MHRA stands firm on homeopathy scheme despite criticism
The MHRA has vowed to keep its controversial scheme to approve indications for the marketing of homeopathic remedies, despite criticism from a House of Commons report.
The Government had consulted the public on proposals to potentially scrap the National Rules Scheme for homeopathic medicines altogether or to merge the system with other regulations to simplify the process of registering homeopathic remedies in England.
The results of the consultation, which formed part of the Cabinet Office's ‘Red Tape Challenge' earlier this year, are yet to be published. But the MHRA told Pulse it is not intending to make changes to the scheme.
The scheme enables manufacturers to register indications for the treatment of minor conditions if they can supply a dossier of data on quality, safety and efficacy. But since the National Rules Scheme was created in 2006, only one homeopathic treatment has been given an indication – Nelson's Arnicare Arnica 30c pillules – which was able to market itself as providing ‘symptomatic relief of sprains, muscular aches and bruising or swelling after contusions'.

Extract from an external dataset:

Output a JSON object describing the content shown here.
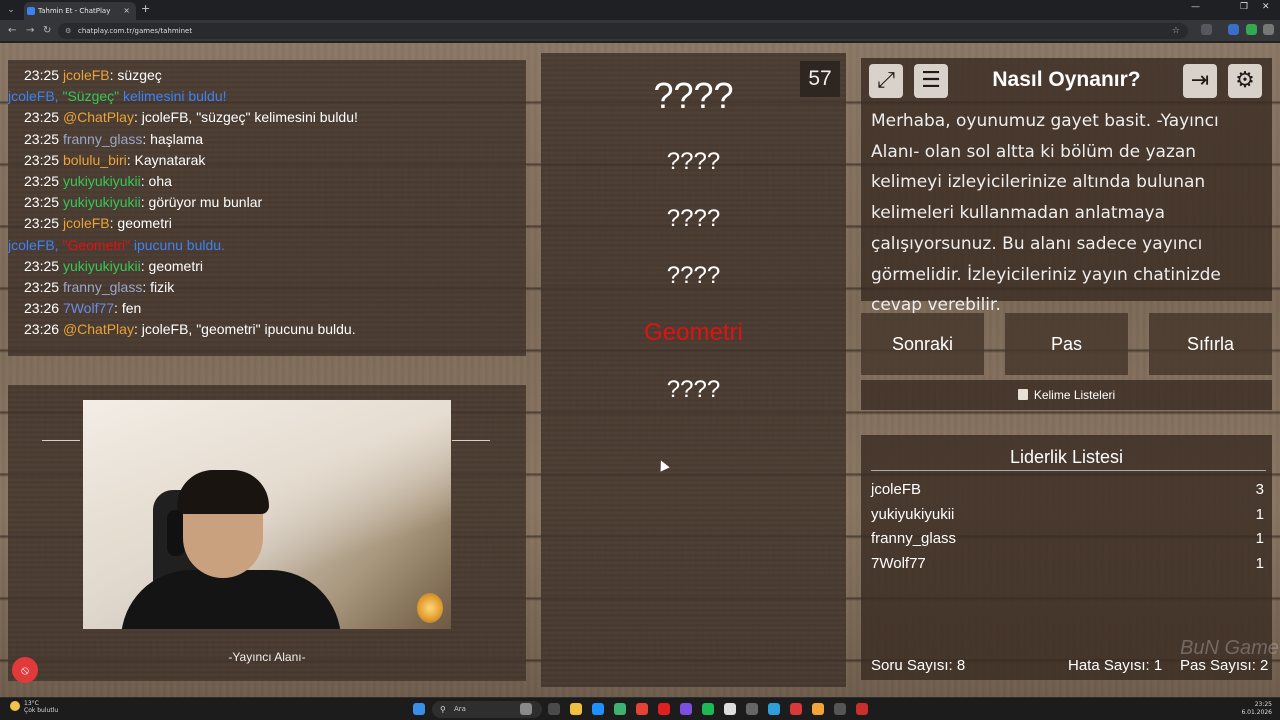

The scheme was heavily criticised in the House of Commons health committee's ‘evidence check' report on homeopathy in 2010, which said the same ‘rigorous scrutiny' on safety, quality and efficacy applied by the MHRA for other medicines should apply to homeopathic products.
But an MHRA spokesperson said: ‘We have no plans to change our position in relation to homeopathic medicines.
‘We advise people to use licensed medicines because these are independently assessed for safety and quality. Unlicensed homeopathic medicines will not have received this independent assessment, so we advise that patients should consult their GP or pharmacist before using any unlicensed homeopathic medicines.'
'Through the Red Tape Challenge we have consulted on what more we can do to deliver a simpler, less bureaucratic and more effective system, increase choice and opportunity whilst maintaining necessary safeguards and legal protection.'
In 2010, the Department of Health decided to reject a call from the House of Commons science and technology committee for a national ban on NHS funding for homeopathic treatment. The DH said it was instead up to local commissioners to decide whether requests should be funded on a ‘case-by-case basis'. Since then, funding for homeopathic treatments has been cut by some English PCTs.